Future: Virtual Brain Analytics
-
Neuroscience Tools for AI Analysis:
- Neuroscience techniques (e.g., single-cell recording, neuroimaging, lesion studies) applied to AI systems enhance understanding of computations and representations in complex tasks.
- Termed "virtual brain analytics" for interpreting AI "black boxes."
-
Dimensionality Reduction:
- Common in neuroscience, dimensionality reduction visualizes brain states and has been adapted to analyze NN states (Zahavy et al., 2016).
-
Receptive Field Mapping:
- Used to determine response properties of NN units.
- Activity maximization generates synthetic images by maximizing specific unit activity (Nguyen et al., 2016; Simonyan et al., 2013).
-
Linearized Network Analysis:
- Neuroscience-inspired analyses of linearized networks reveal principles for optimizing learning, understanding network depth, and representational structure (McClelland and Rogers, 2003; Saxe et al., 2013).
-
Advantages in AI Research:
- AI researchers have complete system knowledge and can causally manipulate components, enabling precise analysis and hypothesis-driven experiments (Jonas and Kording, 2017; Krakauer et al., 2017).
From AI to Neuroscience
-
Machine Learning in Neuroimaging:
- Machine learning enhances analysis of fMRI and MEG data through multivariate techniques (Cichy et al., 2014; Çukur et al., 2013; Kriegeskorte and Kievit, 2013).

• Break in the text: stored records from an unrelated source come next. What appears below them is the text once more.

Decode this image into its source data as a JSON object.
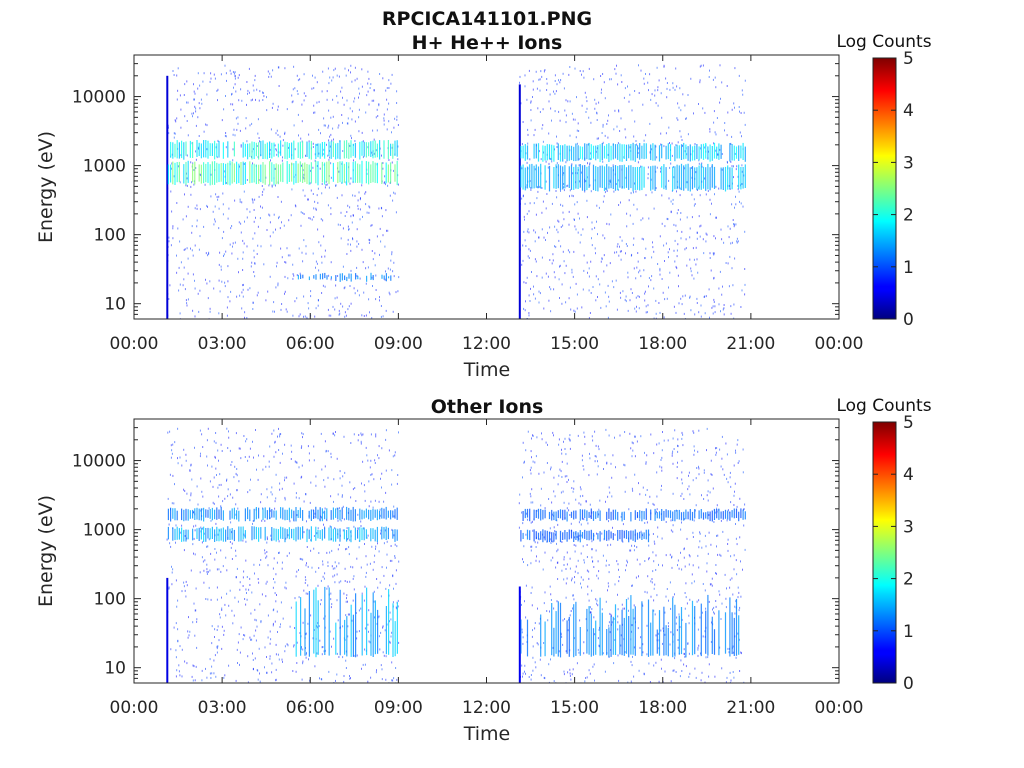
{
  "figure": {
    "title": "RPCICA141101.PNG"
  },
  "chart_data": [
    {
      "type": "heatmap",
      "title": "H+ He++ Ions",
      "xlabel": "Time",
      "ylabel": "Energy (eV)",
      "x_ticks": [
        "00:00",
        "03:00",
        "06:00",
        "09:00",
        "12:00",
        "15:00",
        "18:00",
        "21:00",
        "00:00"
      ],
      "xlim_hours": [
        0,
        24
      ],
      "y_scale": "log",
      "y_ticks": [
        10,
        100,
        1000,
        10000
      ],
      "y_tick_labels": [
        "10",
        "100",
        "1000",
        "10000"
      ],
      "ylim": [
        6,
        40000
      ],
      "colorbar": {
        "label": "Log Counts",
        "range": [
          0,
          5
        ],
        "ticks": [
          "0",
          "1",
          "2",
          "3",
          "4",
          "5"
        ],
        "colormap": "jet"
      },
      "data_intervals_hours": [
        [
          1.1,
          9.0
        ],
        [
          13.1,
          20.8
        ]
      ],
      "features": [
        {
          "kind": "burst",
          "start_hour": 1.1,
          "end_hour": 1.15,
          "energy_range_eV": [
            6,
            20000
          ],
          "intensity": 0.3
        },
        {
          "kind": "band",
          "start_hour": 1.15,
          "end_hour": 9.0,
          "energy_range_eV": [
            1300,
            2200
          ],
          "intensity": 1.5
        },
        {
          "kind": "band",
          "start_hour": 1.15,
          "end_hour": 9.0,
          "energy_range_eV": [
            550,
            1100
          ],
          "intensity": 1.8
        },
        {
          "kind": "burst",
          "start_hour": 13.1,
          "end_hour": 13.15,
          "energy_range_eV": [
            6,
            15000
          ],
          "intensity": 0.3
        },
        {
          "kind": "band",
          "start_hour": 13.15,
          "end_hour": 20.8,
          "energy_range_eV": [
            1200,
            2000
          ],
          "intensity": 1.2
        },
        {
          "kind": "band",
          "start_hour": 13.15,
          "end_hour": 20.8,
          "energy_range_eV": [
            450,
            1000
          ],
          "intensity": 1.1
        },
        {
          "kind": "low_energy_band",
          "start_hour": 5.5,
          "end_hour": 9.0,
          "energy_range_eV": [
            22,
            28
          ],
          "intensity": 0.8
        }
      ]
    },
    {
      "type": "heatmap",
      "title": "Other Ions",
      "xlabel": "Time",
      "ylabel": "Energy (eV)",
      "x_ticks": [
        "00:00",
        "03:00",
        "06:00",
        "09:00",
        "12:00",
        "15:00",
        "18:00",
        "21:00",
        "00:00"
      ],
      "xlim_hours": [
        0,
        24
      ],
      "y_scale": "log",
      "y_ticks": [
        10,
        100,
        1000,
        10000
      ],
      "y_tick_labels": [
        "10",
        "100",
        "1000",
        "10000"
      ],
      "ylim": [
        6,
        40000
      ],
      "colorbar": {
        "label": "Log Counts",
        "range": [
          0,
          5
        ],
        "ticks": [
          "0",
          "1",
          "2",
          "3",
          "4",
          "5"
        ],
        "colormap": "jet"
      },
      "data_intervals_hours": [
        [
          1.1,
          9.0
        ],
        [
          13.1,
          20.8
        ]
      ],
      "features": [
        {
          "kind": "burst",
          "start_hour": 1.1,
          "end_hour": 1.15,
          "energy_range_eV": [
            6,
            200
          ],
          "intensity": 0.4
        },
        {
          "kind": "band",
          "start_hour": 1.15,
          "end_hour": 9.0,
          "energy_range_eV": [
            1400,
            2000
          ],
          "intensity": 0.8
        },
        {
          "kind": "band",
          "start_hour": 1.15,
          "end_hour": 9.0,
          "energy_range_eV": [
            700,
            1050
          ],
          "intensity": 1.0
        },
        {
          "kind": "low_energy_activity",
          "start_hour": 5.5,
          "end_hour": 9.0,
          "energy_range_eV": [
            15,
            150
          ],
          "intensity": 1.0
        },
        {
          "kind": "burst",
          "start_hour": 13.1,
          "end_hour": 13.15,
          "energy_range_eV": [
            6,
            150
          ],
          "intensity": 0.5
        },
        {
          "kind": "band",
          "start_hour": 13.15,
          "end_hour": 20.8,
          "energy_range_eV": [
            1400,
            1900
          ],
          "intensity": 0.6
        },
        {
          "kind": "band",
          "start_hour": 13.15,
          "end_hour": 17.5,
          "energy_range_eV": [
            700,
            950
          ],
          "intensity": 0.6
        },
        {
          "kind": "low_energy_activity",
          "start_hour": 13.15,
          "end_hour": 20.8,
          "energy_range_eV": [
            15,
            120
          ],
          "intensity": 0.8
        }
      ]
    }
  ]
}
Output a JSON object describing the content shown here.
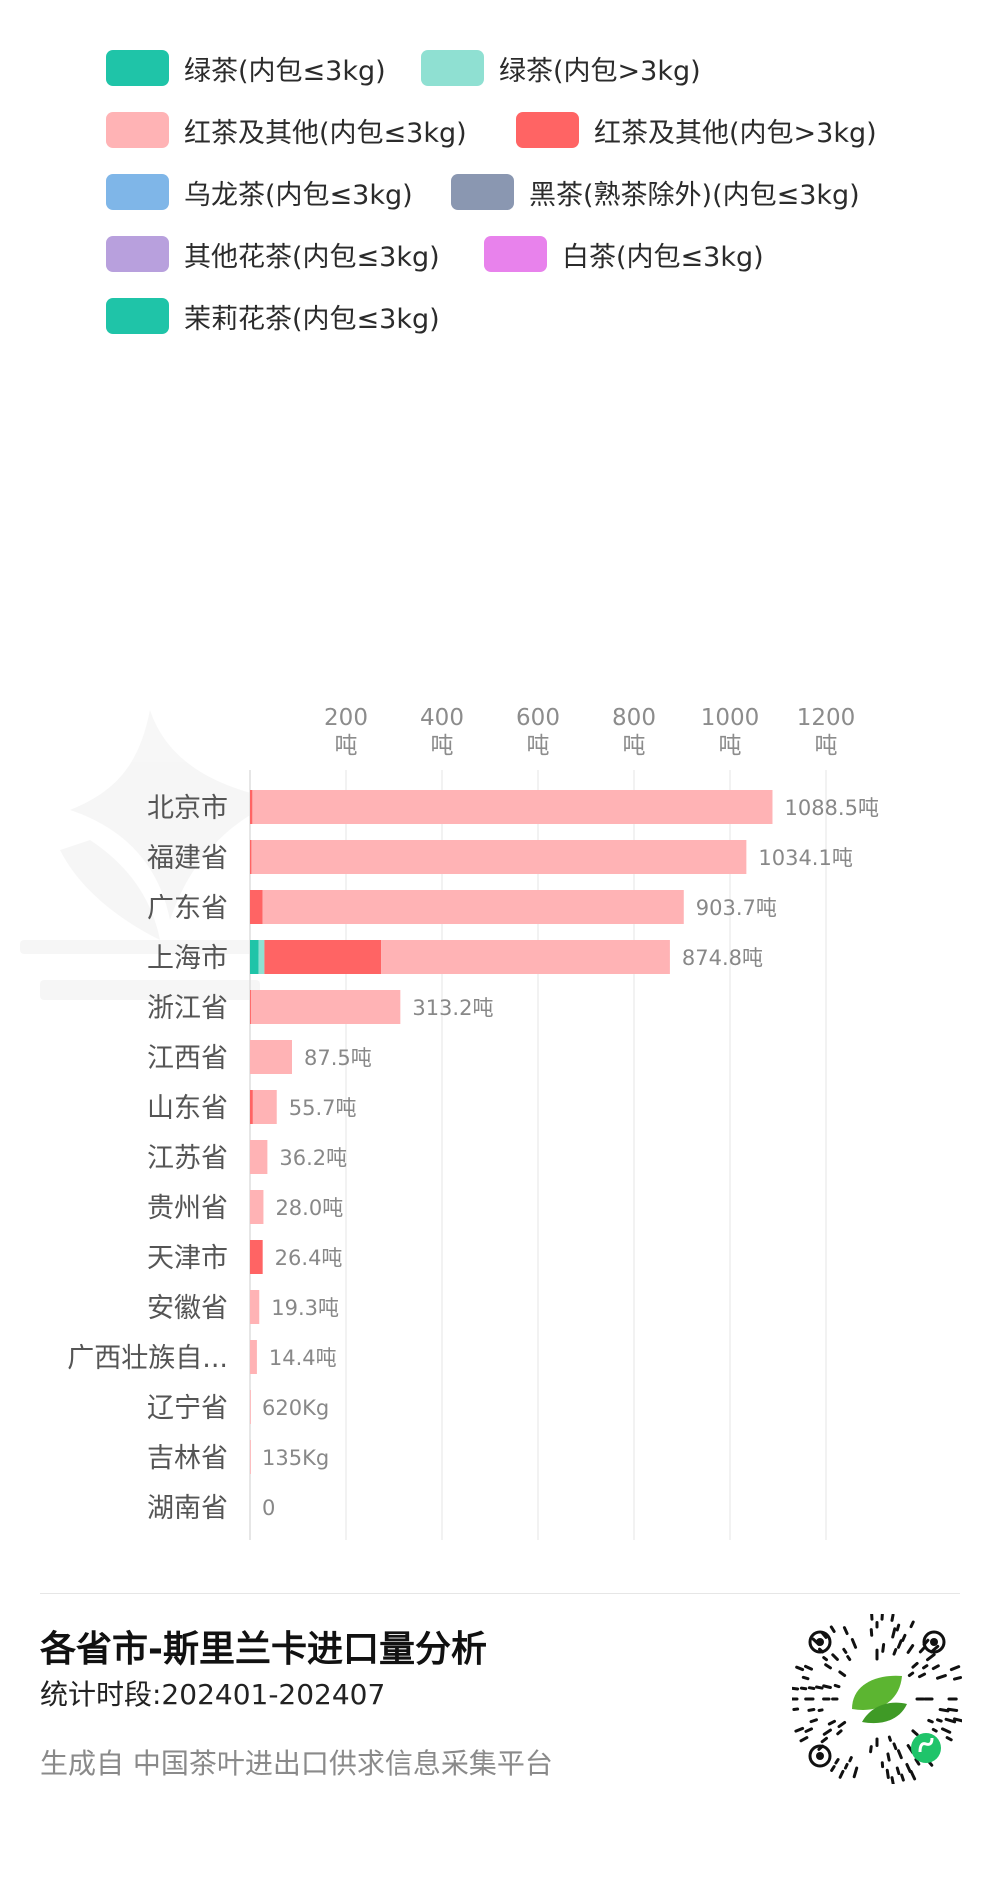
{
  "legend": [
    {
      "label": "绿茶(内包≤3kg)",
      "color": "#1fc4a8"
    },
    {
      "label": "绿茶(内包>3kg)",
      "color": "#8fe0d2"
    },
    {
      "label": "红茶及其他(内包≤3kg)",
      "color": "#ffb3b5"
    },
    {
      "label": "红茶及其他(内包>3kg)",
      "color": "#ff6464"
    },
    {
      "label": "乌龙茶(内包≤3kg)",
      "color": "#7fb6e8"
    },
    {
      "label": "黑茶(熟茶除外)(内包≤3kg)",
      "color": "#8a97b1"
    },
    {
      "label": "其他花茶(内包≤3kg)",
      "color": "#b8a0dd"
    },
    {
      "label": "白茶(内包≤3kg)",
      "color": "#e882ec"
    },
    {
      "label": "茉莉花茶(内包≤3kg)",
      "color": "#1fc4a8"
    }
  ],
  "chart_data": {
    "type": "bar",
    "orientation": "horizontal",
    "stacked": true,
    "unit": "吨",
    "x_ticks": [
      200,
      400,
      600,
      800,
      1000,
      1200
    ],
    "x_tick_unit": "吨",
    "xlim": [
      0,
      1300
    ],
    "categories": [
      "北京市",
      "福建省",
      "广东省",
      "上海市",
      "浙江省",
      "江西省",
      "山东省",
      "江苏省",
      "贵州省",
      "天津市",
      "安徽省",
      "广西壮族自...",
      "辽宁省",
      "吉林省",
      "湖南省"
    ],
    "totals_label": [
      "1088.5吨",
      "1034.1吨",
      "903.7吨",
      "874.8吨",
      "313.2吨",
      "87.5吨",
      "55.7吨",
      "36.2吨",
      "28.0吨",
      "26.4吨",
      "19.3吨",
      "14.4吨",
      "620Kg",
      "135Kg",
      "0"
    ],
    "series": [
      {
        "name": "绿茶(内包≤3kg)",
        "color": "#1fc4a8",
        "values": [
          0,
          0,
          0,
          18,
          0,
          0,
          0,
          0,
          0,
          0,
          0,
          0,
          0,
          0,
          0
        ]
      },
      {
        "name": "绿茶(内包>3kg)",
        "color": "#8fe0d2",
        "values": [
          0,
          0,
          0,
          12,
          0,
          0,
          0,
          0,
          0,
          0,
          0,
          0,
          0,
          0,
          0
        ]
      },
      {
        "name": "红茶及其他(内包>3kg)",
        "color": "#ff6464",
        "values": [
          5,
          3,
          26,
          243,
          2,
          0,
          6,
          0,
          0,
          26.4,
          0,
          0,
          0,
          0,
          0
        ]
      },
      {
        "name": "红茶及其他(内包≤3kg)",
        "color": "#ffb3b5",
        "values": [
          1083.5,
          1031.1,
          877.7,
          601.8,
          311.2,
          87.5,
          49.7,
          36.2,
          28.0,
          0,
          19.3,
          14.4,
          0.62,
          0.135,
          0
        ]
      }
    ]
  },
  "footer": {
    "title": "各省市-斯里兰卡进口量分析",
    "period": "统计时段:202401-202407",
    "source": "生成自 中国茶叶进出口供求信息采集平台"
  }
}
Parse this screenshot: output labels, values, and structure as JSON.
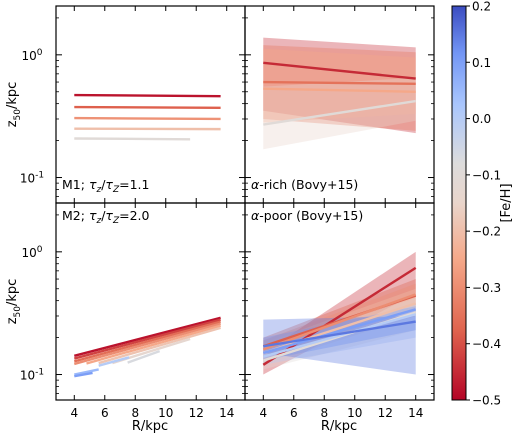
{
  "chart_data": {
    "type": "line",
    "xlabel": "R/kpc",
    "ylabel": "z_50/kpc",
    "ylabel_parts": {
      "base": "z",
      "sub": "50",
      "rest": "/kpc"
    },
    "x_ticks": [
      4,
      6,
      8,
      10,
      12,
      14
    ],
    "xlim": [
      2.8,
      15.2
    ],
    "ylim": [
      0.062,
      2.5
    ],
    "y_scale": "log",
    "y_ticks": [
      {
        "value": 0.1,
        "base": "10",
        "exp": "-1"
      },
      {
        "value": 1.0,
        "base": "10",
        "exp": "0"
      }
    ],
    "colorbar": {
      "label": "[Fe/H]",
      "range": [
        -0.5,
        0.2
      ],
      "colormap": "coolwarm_r",
      "ticks": [
        "0.2",
        "0.1",
        "0.0",
        "−0.1",
        "−0.2",
        "−0.3",
        "−0.4",
        "−0.5"
      ],
      "tick_values": [
        0.2,
        0.1,
        0.0,
        -0.1,
        -0.2,
        -0.3,
        -0.4,
        -0.5
      ]
    },
    "panels": [
      {
        "id": "m1",
        "label_parts": [
          "M1; ",
          "τ",
          "z",
          "/",
          "τ",
          "Z",
          "=1.1"
        ],
        "bands": [],
        "series": [
          {
            "feh": -0.48,
            "x": [
              4,
              13.6
            ],
            "y": [
              0.47,
              0.46
            ]
          },
          {
            "feh": -0.38,
            "x": [
              4,
              13.6
            ],
            "y": [
              0.375,
              0.37
            ]
          },
          {
            "feh": -0.29,
            "x": [
              4,
              13.6
            ],
            "y": [
              0.305,
              0.3
            ]
          },
          {
            "feh": -0.2,
            "x": [
              4,
              13.6
            ],
            "y": [
              0.25,
              0.248
            ]
          },
          {
            "feh": -0.1,
            "x": [
              4,
              11.6
            ],
            "y": [
              0.208,
              0.205
            ]
          }
        ]
      },
      {
        "id": "alpha-rich",
        "label_parts": [
          "α",
          "-rich (Bovy+15)"
        ],
        "bands": [
          {
            "feh": -0.45,
            "x": [
              4,
              14
            ],
            "lo": [
              0.35,
              0.23
            ],
            "hi": [
              1.38,
              1.15
            ]
          },
          {
            "feh": -0.35,
            "x": [
              4,
              14
            ],
            "lo": [
              0.3,
              0.24
            ],
            "hi": [
              1.2,
              1.05
            ]
          },
          {
            "feh": -0.25,
            "x": [
              4,
              14
            ],
            "lo": [
              0.28,
              0.33
            ],
            "hi": [
              1.12,
              0.95
            ]
          },
          {
            "feh": -0.15,
            "x": [
              4,
              14
            ],
            "lo": [
              0.17,
              0.29
            ],
            "hi": [
              0.55,
              0.65
            ]
          }
        ],
        "series": [
          {
            "feh": -0.45,
            "x": [
              4,
              14
            ],
            "y": [
              0.86,
              0.64
            ]
          },
          {
            "feh": -0.35,
            "x": [
              4,
              14
            ],
            "y": [
              0.6,
              0.58
            ]
          },
          {
            "feh": -0.25,
            "x": [
              4,
              14
            ],
            "y": [
              0.53,
              0.5
            ]
          },
          {
            "feh": -0.1,
            "x": [
              4,
              14
            ],
            "y": [
              0.27,
              0.42
            ]
          }
        ]
      },
      {
        "id": "m2",
        "label_parts": [
          "M2; ",
          "τ",
          "z",
          "/",
          "τ",
          "Z",
          "=2.0"
        ],
        "bands": [],
        "series": [
          {
            "feh": -0.48,
            "x": [
              4,
              13.6
            ],
            "y": [
              0.142,
              0.29
            ]
          },
          {
            "feh": -0.42,
            "x": [
              4,
              13.6
            ],
            "y": [
              0.135,
              0.28
            ]
          },
          {
            "feh": -0.36,
            "x": [
              4,
              13.6
            ],
            "y": [
              0.128,
              0.27
            ]
          },
          {
            "feh": -0.3,
            "x": [
              4,
              13.6
            ],
            "y": [
              0.122,
              0.26
            ]
          },
          {
            "feh": -0.25,
            "x": [
              4.8,
              13.6
            ],
            "y": [
              0.123,
              0.25
            ]
          },
          {
            "feh": -0.19,
            "x": [
              5.6,
              13.6
            ],
            "y": [
              0.124,
              0.24
            ]
          },
          {
            "feh": -0.13,
            "x": [
              6.5,
              11.6
            ],
            "y": [
              0.124,
              0.195
            ]
          },
          {
            "feh": -0.07,
            "x": [
              7.5,
              9.6
            ],
            "y": [
              0.125,
              0.155
            ]
          },
          {
            "feh": 0.0,
            "x": [
              5.6,
              7.6
            ],
            "y": [
              0.118,
              0.138
            ]
          },
          {
            "feh": 0.05,
            "x": [
              4,
              5.6
            ],
            "y": [
              0.1,
              0.11
            ]
          },
          {
            "feh": 0.1,
            "x": [
              4,
              5.2
            ],
            "y": [
              0.097,
              0.103
            ]
          }
        ]
      },
      {
        "id": "alpha-poor",
        "label_parts": [
          "α",
          "-poor (Bovy+15)"
        ],
        "bands": [
          {
            "feh": -0.45,
            "x": [
              4,
              14
            ],
            "lo": [
              0.1,
              0.46
            ],
            "hi": [
              0.15,
              1.0
            ]
          },
          {
            "feh": -0.38,
            "x": [
              4,
              14
            ],
            "lo": [
              0.15,
              0.3
            ],
            "hi": [
              0.2,
              0.6
            ]
          },
          {
            "feh": -0.3,
            "x": [
              4,
              14
            ],
            "lo": [
              0.13,
              0.35
            ],
            "hi": [
              0.19,
              0.55
            ]
          },
          {
            "feh": -0.2,
            "x": [
              4,
              14
            ],
            "lo": [
              0.12,
              0.3
            ],
            "hi": [
              0.18,
              0.5
            ]
          },
          {
            "feh": -0.1,
            "x": [
              4,
              14
            ],
            "lo": [
              0.11,
              0.23
            ],
            "hi": [
              0.17,
              0.42
            ]
          },
          {
            "feh": 0.0,
            "x": [
              4,
              14
            ],
            "lo": [
              0.12,
              0.2
            ],
            "hi": [
              0.16,
              0.38
            ]
          },
          {
            "feh": 0.1,
            "x": [
              4,
              14
            ],
            "lo": [
              0.13,
              0.23
            ],
            "hi": [
              0.2,
              0.36
            ]
          },
          {
            "feh": 0.15,
            "x": [
              4,
              14
            ],
            "lo": [
              0.15,
              0.1
            ],
            "hi": [
              0.28,
              0.3
            ]
          }
        ],
        "series": [
          {
            "feh": -0.45,
            "x": [
              4,
              14
            ],
            "y": [
              0.12,
              0.74
            ]
          },
          {
            "feh": -0.38,
            "x": [
              4,
              14
            ],
            "y": [
              0.17,
              0.44
            ]
          },
          {
            "feh": -0.3,
            "x": [
              4,
              14
            ],
            "y": [
              0.16,
              0.45
            ]
          },
          {
            "feh": -0.2,
            "x": [
              4,
              14
            ],
            "y": [
              0.15,
              0.38
            ]
          },
          {
            "feh": -0.1,
            "x": [
              4,
              14
            ],
            "y": [
              0.13,
              0.32
            ]
          },
          {
            "feh": 0.0,
            "x": [
              4,
              14
            ],
            "y": [
              0.14,
              0.31
            ]
          },
          {
            "feh": 0.1,
            "x": [
              4,
              14
            ],
            "y": [
              0.15,
              0.34
            ]
          },
          {
            "feh": 0.15,
            "x": [
              4,
              14
            ],
            "y": [
              0.17,
              0.27
            ]
          }
        ]
      }
    ]
  }
}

- Promises advancements in connectomic analysis (Glasser et al., 2016).
-
RL and Neuroscience:
- RL concepts, inspired by animal psychology, align with neural signals in midbrain dopaminergic neurons, resembling temporal difference (TD) prediction errors (O’Doherty et al., 2003; Schultz et al., 1997).
- Suggests the brain implements TD learning.
-
CNN and Visual Processing:
- CNN architectures explain neural representations in the ventral visual stream of humans and monkeys (Khaligh-Razavi and Kriegeskorte, 2014; Yamins and DiCarlo, 2016).
- Deep supervised networks account for increased coding of object properties (e.g., position, size) higher up the ventral visual stream (Hong et al., 2016).
-
Long Short-Term Memory (LSTM) and Working Memory:
- LSTM properties inform models of working memory, supporting gating-based maintenance of task-relevant information in the prefrontal cortex (Lloyd et al., 2012; O’Reilly and Frank, 2006).
-
NN with External Memory:
- Memory-augmented networks enable iterative querying, critical for reasoning over multiple inputs (Sukhbaatar et al., 2015).
- Suggests potential hippocampal mechanisms for similar cognitive processes (Kumaran and McClelland, 2012).
-
Meta-RL:
- RL optimizes recurrent network weights to create a faster-learning emergent RL algorithm (Duan et al., 2016; Wang et al., 2016).
- Connects to prefrontal cortex roles in RL alongside dopamine-based mechanisms (Tsutsui et al., 2016; Schultz et al., 1997).
-
Backpropagation and Biological Plausibility:
- Random backward connections enable effective backpropagation without symmetric connectivity, relaxing biological implausibility (Liao et al., 2015; Lillicrap et al., 2016).
- Hierarchical auto-encoder and energy-based networks approximate backpropagation using local information, aligning with spike-timing dependent plasticity (Scellier and Bengio, 2016; Whittington and Bogacz, 2017).
- Local learning rules in supervised networks generate high-level invariances, such as mirror-symmetric tuning (Leibo et al., 2017).